It seems considerably more than coincidental that on the day after the conclusion of the Ecstatic Music Festival -- curated by New Amsterdam Records co-founder Judd Greenstein -- the label would issue its latest release, a divergent work that is equal parts audio and visual.
Released on March 29, Letters to Distant Cities is not just the newest addition to the burgeoning indie classical genre. First and foremost, Letters is a poetry album, with Shara Worden of My Brightest Diamond lending her silken voice to the recitation of poetry by Mustafa Ziyalan. The poems are in turn connected by wordless musical interludes written and performed by multi-instrumentalist Rob Moose.
Ziyalan displays the delicate ability to conjure vivid mental images out of minimalist material; his poems offer lucid vignettes that are romantic without being sentimental. Phrase by vivid phrase burrows into the memory like a fever dream -- from "A sugar cube in rain" to "a blindfolded balloon waiting for the slingshots" -- but the effect is somehow one of emotional reticence. There is at once a palpable yearning at work and an omnipresent sense of alienation to counteract its positive progress. The world Ziyalan lays before us is one in which the solitary "she" present in the poems seems to meld into the landscape, into the earthly elements of wind and water and sky, all while retaining her distinctive qualities. Her implicit resilience is the one constant, the foundation upon which the poems are built.

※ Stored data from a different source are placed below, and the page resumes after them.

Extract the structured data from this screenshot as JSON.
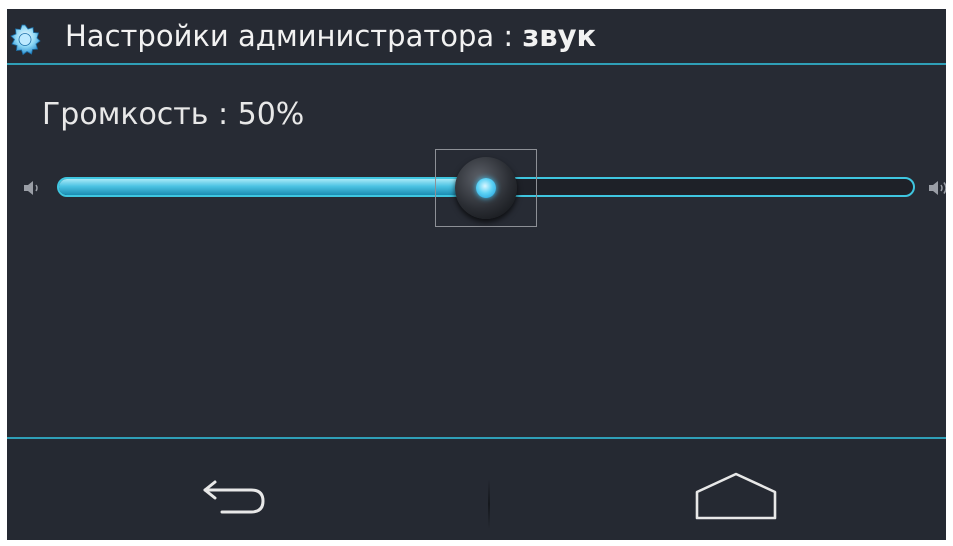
{
  "header": {
    "title_prefix": "Настройки администратора : ",
    "title_section": "звук",
    "icon": "gear-icon"
  },
  "volume": {
    "label": "Громкость : 50%",
    "value": 50,
    "min_icon": "volume-low-icon",
    "max_icon": "volume-high-icon"
  },
  "navigation": {
    "back_icon": "back-arrow-icon",
    "home_icon": "home-icon"
  },
  "colors": {
    "background": "#272b34",
    "accent": "#3fc6e0",
    "text": "#f2f2f2"
  }
}
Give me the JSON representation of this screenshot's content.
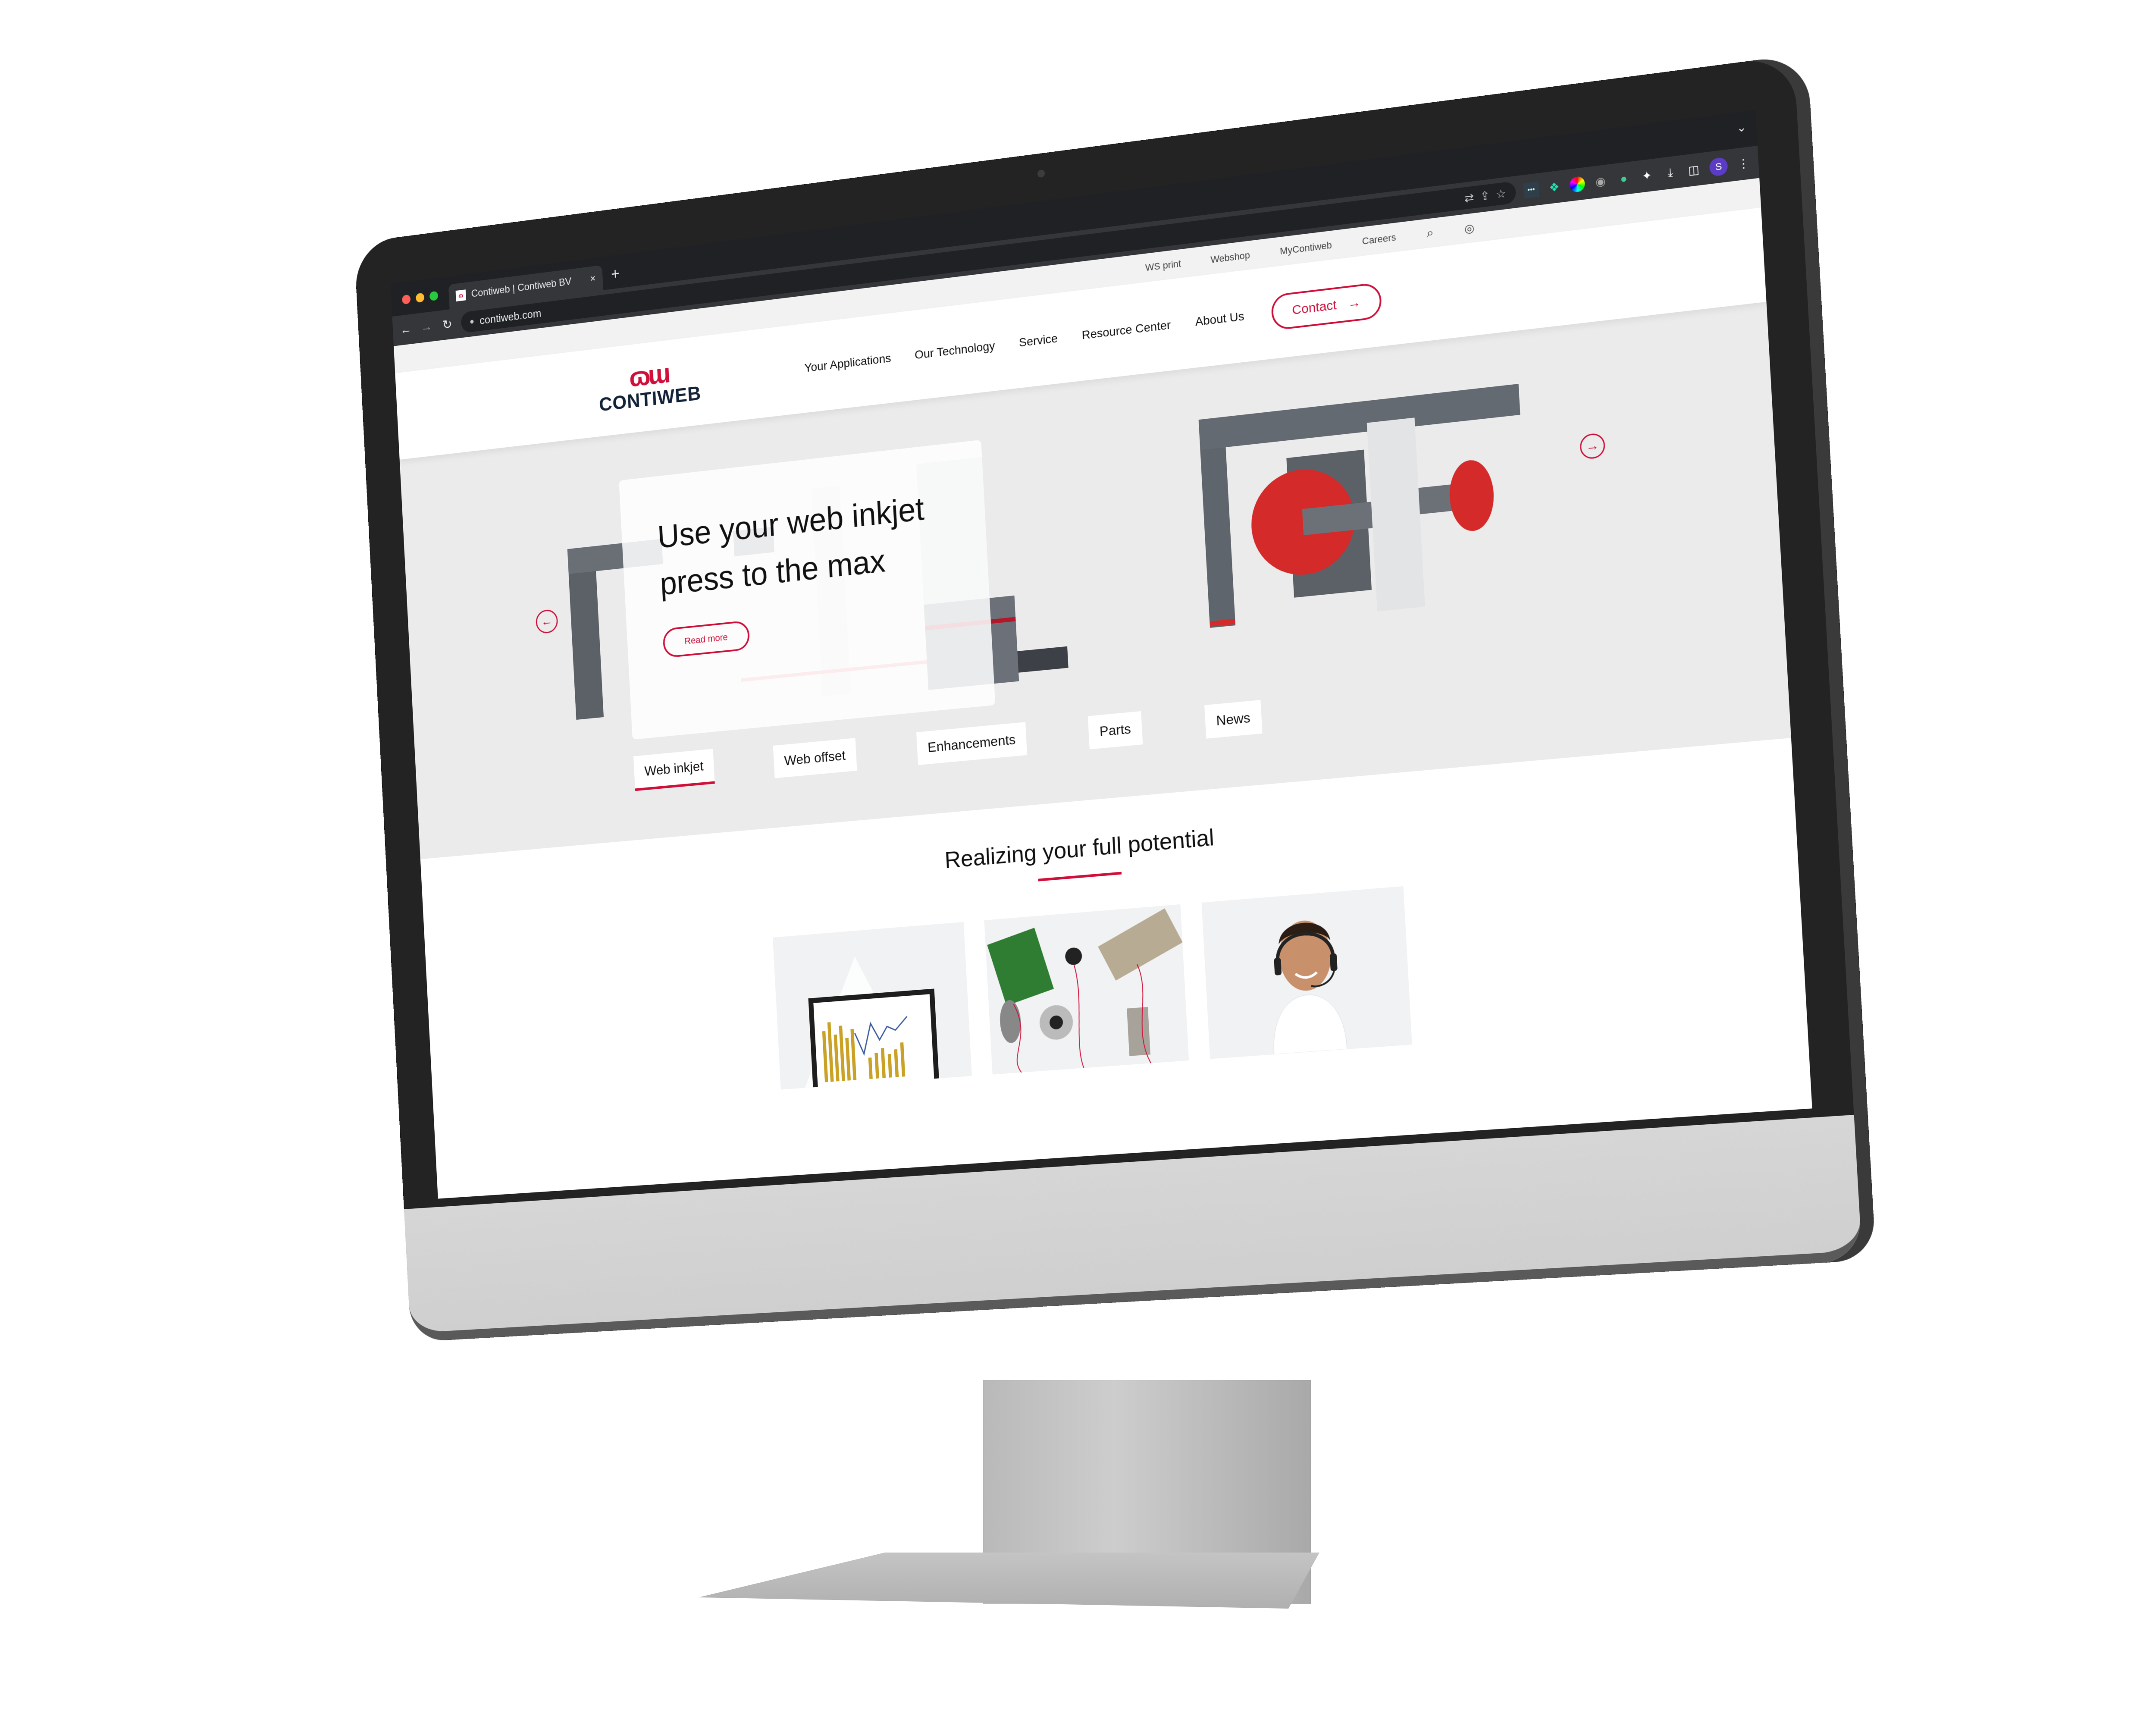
{
  "browser": {
    "traffic_lights": {
      "close": "#ff5f57",
      "minimize": "#febc2e",
      "maximize": "#28c840"
    },
    "tab": {
      "favicon": "contiweb-logo",
      "title": "Contiweb | Contiweb BV",
      "close_icon": "×"
    },
    "new_tab_icon": "+",
    "tab_strip_menu_icon": "⌄",
    "nav": {
      "back_icon": "←",
      "forward_icon": "→",
      "reload_icon": "↻"
    },
    "address": {
      "lock_icon": "🔒",
      "url": "contiweb.com",
      "translate_icon": "⇄",
      "share_icon": "⇪",
      "bookmark_icon": "☆"
    },
    "extensions": [
      "password-ext",
      "runner-ext",
      "color-picker-ext",
      "camera-ext",
      "bot-ext",
      "puzzle-icon",
      "download-icon",
      "side-panel-icon"
    ],
    "profile_initial": "S",
    "profile_color": "#5b3cc4",
    "menu_icon": "⋮"
  },
  "site": {
    "brand_color": "#d0103a",
    "utility_nav": [
      "WS print",
      "Webshop",
      "MyContiweb",
      "Careers"
    ],
    "utility_icons": {
      "search": "⌕",
      "language": "🌐"
    },
    "logo": {
      "mark": "ɷɯ",
      "wordmark": "CONTIWEB"
    },
    "main_nav": [
      "Your Applications",
      "Our Technology",
      "Service",
      "Resource Center",
      "About Us"
    ],
    "contact": {
      "label": "Contact",
      "icon": "→"
    },
    "hero": {
      "headline": "Use your web inkjet press to the max",
      "cta": "Read more",
      "prev_icon": "←",
      "next_icon": "→",
      "categories": [
        {
          "label": "Web inkjet",
          "active": true
        },
        {
          "label": "Web offset",
          "active": false
        },
        {
          "label": "Enhancements",
          "active": false
        },
        {
          "label": "Parts",
          "active": false
        },
        {
          "label": "News",
          "active": false
        }
      ]
    },
    "section": {
      "title": "Realizing your full potential",
      "tiles": [
        "analytics-dashboard-image",
        "parts-components-image",
        "service-agent-image"
      ]
    }
  }
}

Worden's vocal delivery is as versatile spoken as it is sung -- at times Ziyalan's words dance with warm and knowing whimsy; elsewhere, Worden emits an icy intimacy dominated by startling detachment. Moose's music is a set of effective miniatures imbued with intrigue, holding their own fascination while sowing anticipation for the next poem.
Interestingly, Letters is most revelatory in its approach to the liner notes -- featuring photography by album producer Murat Eyuboglu -- which provide the visual linchpin that tethers Ziyalan's poetry to a tangible central character, modeled by an enigmatic Jamie Ansley ("She is the most unknown fruit."). Eyuboglu's stark black and white images elicit a kind of condoned voyeurism from the viewer, as Ansley is pictured in various indoor and outdoor scenes that inexplicably meld the forlorn and the hopeful. But rather than pursue this imagery through the conventional album booklet, the liner notes consist of what are essentially 24 postcards, each containing a poem and its corresponding photograph. Here, liner notes are not merely a servile addendum to the audio, but rather they constitute a distinct experience in and of itself.
The poems are bookended by two songs, providing structural balance. The opener, entitled, "The Sea," by My Brightest Diamond, finds Worden at her most ethereal yet, her voice hovering mellifluously over a somber drone, before segueing into the kind of indelible rhythmic groove Worden's fans have come to enjoy. The closer, Clare and the Reasons' "Invisible," is a hazy concoction of floating harmonies and gently persistent banjo that reinforces the dreamlike state that permeates the project.
Letters to Distant Cities achieves a rare feat -- it gifts the listener with a truly multimedia experience that one can rarely access through a conventional album in the privacy of home. The willingness of New Amsterdam Records to venture into multiple artistic disciplines simultaneously reaps great rewards here, challenging the listener-viewer to engage ever more deeply.